Spezielle Spiele gegen die Rheinstädter
Denn waren die Spiele in dieser Liga grossmehrheitlich immer eng, waren es die Spiele zwischen Brandis und Basel nie. Speziell aber waren sie immer. Entscheidend war immer die Startphase. Beim ersten Aufeinandertreffen im Oktober, fegte Brandis die Rheinstädter mit 6:0 weg. Der Grundstein dazu wurde im ersten Drittel, mit drei Toren im Powerplay und einem Treffer gar in Unterzahl, gelegt. Beim ersten Spiel in Basel waren zumindest die Umstände des ersten Treffers der Basler kurios. Basels Ast liess ein Knaller richtig Brandis-Tor ab, das Spiel lief weiter, Sekunden später wurde gar eine Strafe gegen Basel angezeigt. Beim nächsten Unterbruch gingen die Diskussionen nach Intervention der beiden Linienrichter los. Der Knaller Asts wurde als 1:0 gewertet und folgerichtig die Strafe gegen Basel zurückgenommen. Dieser Umstand brachte die Emmentaler völlig aus der Fassung und sie kassierten noch vor der ersten Sirene, drei weitere Treffer. Dies sollte keine Entschuldigung sein, aber vielleicht eine Erklärung, wie wenig es braucht um ein Team von der Rolle zu bringen. Ähnlich verlief die dritte Partie gegen denselben Gegner, erneut in Basel. Auch da verschlief der EHC Brandis die Startphase komplett. Nach dem 4:0 in Überzahl war die Partie gegessen.

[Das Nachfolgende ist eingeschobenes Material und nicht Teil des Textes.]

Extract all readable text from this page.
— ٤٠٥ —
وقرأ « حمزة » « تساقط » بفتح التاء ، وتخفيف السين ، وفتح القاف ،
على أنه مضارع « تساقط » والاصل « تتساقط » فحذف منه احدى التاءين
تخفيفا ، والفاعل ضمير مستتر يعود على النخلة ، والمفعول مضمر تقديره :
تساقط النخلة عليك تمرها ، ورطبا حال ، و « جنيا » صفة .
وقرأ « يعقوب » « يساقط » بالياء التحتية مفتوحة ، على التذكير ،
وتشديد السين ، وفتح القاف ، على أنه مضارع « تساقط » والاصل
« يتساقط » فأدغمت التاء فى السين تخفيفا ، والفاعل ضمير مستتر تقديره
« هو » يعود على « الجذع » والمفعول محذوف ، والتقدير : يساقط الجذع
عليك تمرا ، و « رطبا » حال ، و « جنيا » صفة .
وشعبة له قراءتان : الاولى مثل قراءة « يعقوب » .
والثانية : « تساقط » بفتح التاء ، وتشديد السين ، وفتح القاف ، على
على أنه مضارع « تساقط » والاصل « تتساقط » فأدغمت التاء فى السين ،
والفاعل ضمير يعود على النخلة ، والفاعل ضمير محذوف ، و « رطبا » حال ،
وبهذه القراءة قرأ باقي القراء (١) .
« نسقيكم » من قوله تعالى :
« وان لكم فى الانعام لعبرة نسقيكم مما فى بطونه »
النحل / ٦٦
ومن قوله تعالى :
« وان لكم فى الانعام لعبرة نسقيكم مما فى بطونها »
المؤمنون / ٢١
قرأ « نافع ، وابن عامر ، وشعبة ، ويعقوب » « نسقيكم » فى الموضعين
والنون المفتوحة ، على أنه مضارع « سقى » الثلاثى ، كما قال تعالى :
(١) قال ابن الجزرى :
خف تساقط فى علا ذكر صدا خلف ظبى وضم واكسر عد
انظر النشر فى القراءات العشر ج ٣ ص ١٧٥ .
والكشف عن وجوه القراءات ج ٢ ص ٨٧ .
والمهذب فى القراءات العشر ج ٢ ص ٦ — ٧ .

«Da müssen wir anders rangehen»
Für die zwei Pleiten in Basel, sucht Sandro Hain eine Erklärung: «Wir wissen ja, dass die nach einem ersten Tor in ihrer Halle, konsequent ein Zweites suchen und drücken». Und tatsächlich lagen zwischen dem 1:0 und dem 3:0 nur etwa vier Minuten. Das 4:0 Basels zu Beginn des Mitteldrittels war die Entscheidung. «Wenn du 4:0 im Klee stehst, ist das gelaufen». Zweimal hat Brandis in Spielen gegen Basel die Startphase komplett verschlafen. Klar, es waren Spiele auswärts. «Die Startphase wird sehr wichtig sein, da haben wir bis jetzt zu viele Punkte verschenkt», sieht auch Sandro Hain ein Manko. «Da müssen wir anders rangehen». In der Tat wird der Start, oder zumindest das erste Drittel, im vierten und letzten Spiel dieser Qualifikation gegen die Rheinstädter von zentraler Bedeutung werden. Es ist den Emmentalern zu wünschen, dass sie einen Start hinlegen wie im Oktober. Da traf nämlich in der ersten Minute Patrick Meyer im Powerplay zum 1:0. Passgeber war übrigens Sandro Hain. Einen verschlafenen Start kann sich Brandis dagegen nicht leisten. Das ging bisher zweimal tüchtig in die Hosen.